Nikmati berita interaktif dan LIVE report 24 jam hanya di TribunX
Tribun

Perang Kotor Intel Asing, ISIS, dan Upaya Oposisi Mendongkel Bashar Assad

Jihadi John alias Mohammad Emwazi bergabung kelompok Al Muhajirin London yang diawasi agen rahasia M15, lalu perg ke Suriah bergabung ISIS.

Penulis: Setya Krisna Sumarga
zoom-in Perang Kotor Intel Asing, ISIS, dan Upaya Oposisi Mendongkel Bashar Assad
The Guardian/AFP/Getty Images/Ahmad Aboud
Pemandangan kota Deir Ezzor pascaserangan ISIS, dari Sabtu (16/1/2016) hingga Minggu (17/1/2016). 

TRIBUNNEWS.COM, NEW YORK  – Ini adalah bagian kedua laporan panjang William Van Wagenen, seorang peneliti dan penulis untuk Institut Libertarian.

William Wagenen menulis artikel mendalam kisah di balik kekejaman ISIS, dan kelompok bersenjata oposisi Suriah yang didukung AS dan Inggris.

Di bagian kedua ini, William Van Wagenen mengulas konteks aksi Mohammed Emwazi alias Jihadi John, operasi intelijen dan usaha penggulingan Bashar Assad sesuai scenario AS dan Inggris.

James Foley, jurnalis independen dari Amerika dieksekusi Jihadi John di gurun Raqqa, Suriah, dan jadi pintu menguak konspirasi intelijen dan para teroris itu di Suriah.

Artikelnya dipublikasikan di situs independen spesialis mendalami geopolitik Asia Barat, The Cradle, Jumat (25/11/2022).

James Foley
James Foley (Bragnews)

Penculikan James Foley

James Foley adalah seorang jurnalis lepas Amerika yang punya reputasi panjang di medan konflik. Ia melaporkan perang dari Irak dan Afghanistan sebelum melakukan perjalanan ke Libya pada 2011.

Berita Rekomendasi

Foley meliput perang pimpinan NATO terhadap pemerintah Libya pimpinan Muammar Gaddafi.

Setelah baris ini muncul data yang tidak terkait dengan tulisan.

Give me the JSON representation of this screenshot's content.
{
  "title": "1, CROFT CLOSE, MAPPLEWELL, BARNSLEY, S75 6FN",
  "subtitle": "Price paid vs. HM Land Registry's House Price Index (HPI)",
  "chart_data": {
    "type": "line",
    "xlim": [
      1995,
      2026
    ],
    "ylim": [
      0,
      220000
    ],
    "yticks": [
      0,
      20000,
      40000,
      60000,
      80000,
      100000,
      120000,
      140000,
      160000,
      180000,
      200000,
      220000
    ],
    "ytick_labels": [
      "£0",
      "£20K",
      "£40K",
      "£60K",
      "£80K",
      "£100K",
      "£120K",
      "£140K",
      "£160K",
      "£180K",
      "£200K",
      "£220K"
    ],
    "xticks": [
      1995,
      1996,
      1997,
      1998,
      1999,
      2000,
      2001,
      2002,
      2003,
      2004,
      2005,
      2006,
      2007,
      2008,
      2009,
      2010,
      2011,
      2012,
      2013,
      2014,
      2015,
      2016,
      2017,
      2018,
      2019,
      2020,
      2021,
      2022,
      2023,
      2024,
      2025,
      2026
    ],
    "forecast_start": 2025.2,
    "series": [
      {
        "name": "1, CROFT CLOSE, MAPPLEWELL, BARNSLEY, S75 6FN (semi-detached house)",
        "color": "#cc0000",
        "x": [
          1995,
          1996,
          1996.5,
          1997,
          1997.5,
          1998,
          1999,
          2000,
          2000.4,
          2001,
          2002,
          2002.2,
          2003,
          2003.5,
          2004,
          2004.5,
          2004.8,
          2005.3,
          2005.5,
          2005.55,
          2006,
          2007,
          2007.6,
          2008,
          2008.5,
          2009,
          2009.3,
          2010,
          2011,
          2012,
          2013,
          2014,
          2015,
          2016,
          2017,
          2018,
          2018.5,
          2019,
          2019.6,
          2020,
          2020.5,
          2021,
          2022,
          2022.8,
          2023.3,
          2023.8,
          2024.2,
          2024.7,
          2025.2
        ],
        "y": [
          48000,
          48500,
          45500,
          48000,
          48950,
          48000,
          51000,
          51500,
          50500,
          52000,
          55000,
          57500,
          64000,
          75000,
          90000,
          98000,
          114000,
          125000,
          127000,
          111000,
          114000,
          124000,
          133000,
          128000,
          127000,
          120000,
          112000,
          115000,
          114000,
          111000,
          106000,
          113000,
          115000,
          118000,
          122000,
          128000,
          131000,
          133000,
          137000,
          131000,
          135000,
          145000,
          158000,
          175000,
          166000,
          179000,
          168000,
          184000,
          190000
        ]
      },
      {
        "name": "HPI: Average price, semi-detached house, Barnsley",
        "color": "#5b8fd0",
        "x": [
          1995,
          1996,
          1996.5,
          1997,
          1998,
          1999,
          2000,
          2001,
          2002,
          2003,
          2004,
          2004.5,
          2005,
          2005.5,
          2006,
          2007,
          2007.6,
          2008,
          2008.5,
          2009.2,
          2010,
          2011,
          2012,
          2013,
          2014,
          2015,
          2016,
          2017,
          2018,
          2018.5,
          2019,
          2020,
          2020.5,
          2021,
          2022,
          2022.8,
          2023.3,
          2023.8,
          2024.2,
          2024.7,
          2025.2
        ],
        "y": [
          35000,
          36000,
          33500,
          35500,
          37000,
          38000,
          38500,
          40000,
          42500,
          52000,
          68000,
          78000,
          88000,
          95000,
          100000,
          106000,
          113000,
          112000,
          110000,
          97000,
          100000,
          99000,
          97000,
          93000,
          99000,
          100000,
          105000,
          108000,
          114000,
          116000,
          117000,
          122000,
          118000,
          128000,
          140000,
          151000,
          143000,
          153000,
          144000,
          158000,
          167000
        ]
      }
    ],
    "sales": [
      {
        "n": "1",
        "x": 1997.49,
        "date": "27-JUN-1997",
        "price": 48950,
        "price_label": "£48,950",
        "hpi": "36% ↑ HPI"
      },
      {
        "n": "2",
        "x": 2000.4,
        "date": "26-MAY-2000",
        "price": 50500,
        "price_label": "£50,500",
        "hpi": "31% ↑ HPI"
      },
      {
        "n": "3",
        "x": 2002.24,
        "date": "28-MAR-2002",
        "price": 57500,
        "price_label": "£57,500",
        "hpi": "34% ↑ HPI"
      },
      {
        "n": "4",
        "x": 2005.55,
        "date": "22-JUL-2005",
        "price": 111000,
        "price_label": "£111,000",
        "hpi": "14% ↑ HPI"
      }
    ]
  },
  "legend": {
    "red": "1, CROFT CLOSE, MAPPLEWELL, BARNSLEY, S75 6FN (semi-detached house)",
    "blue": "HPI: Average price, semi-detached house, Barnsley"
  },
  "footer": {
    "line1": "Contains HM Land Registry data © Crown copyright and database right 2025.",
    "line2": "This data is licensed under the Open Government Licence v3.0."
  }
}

Baca juga: Aksi Jihadi John, Khatibat al-Muhajireen, dan Peran Intelijen Inggris

Baca juga: Ini Dia Wanita AS Pentolan Batalyon Khusus ISIS di Raqqa Suriah

Baca juga: Allison Fluke-Ekren, Wanita AS yang Latih Para Wanita ISIS di Suriah

Saat berada di Libya, seorang rekan dekat Foley ditembak dan dibunuh oleh pasukan keamanan Libya, yang juga menahan dan memenjarakan Foley selama 44 hari.

Pada 2012, Foley mulai melakukan perjalanan ke Suriah untuk melaporkan konflik untuk Global Post dan AFP.

Pada Juli 2012, Foley meliput serangan kelompok bersenjata Front Nusra yang berafiliasi dengan Al Qaeda dan Liwa al-Tawhid dari FSA, menyerbu kota-kota di Suriah.

Pada Oktober 2012, Foley menerbitkan sebuah artikel dari hasil liputannya di Aleppo Suriah. Laporannya menunjukkan kelompok bersenjata oposisi menikmati sedikit popularitas di antara penduduk kota.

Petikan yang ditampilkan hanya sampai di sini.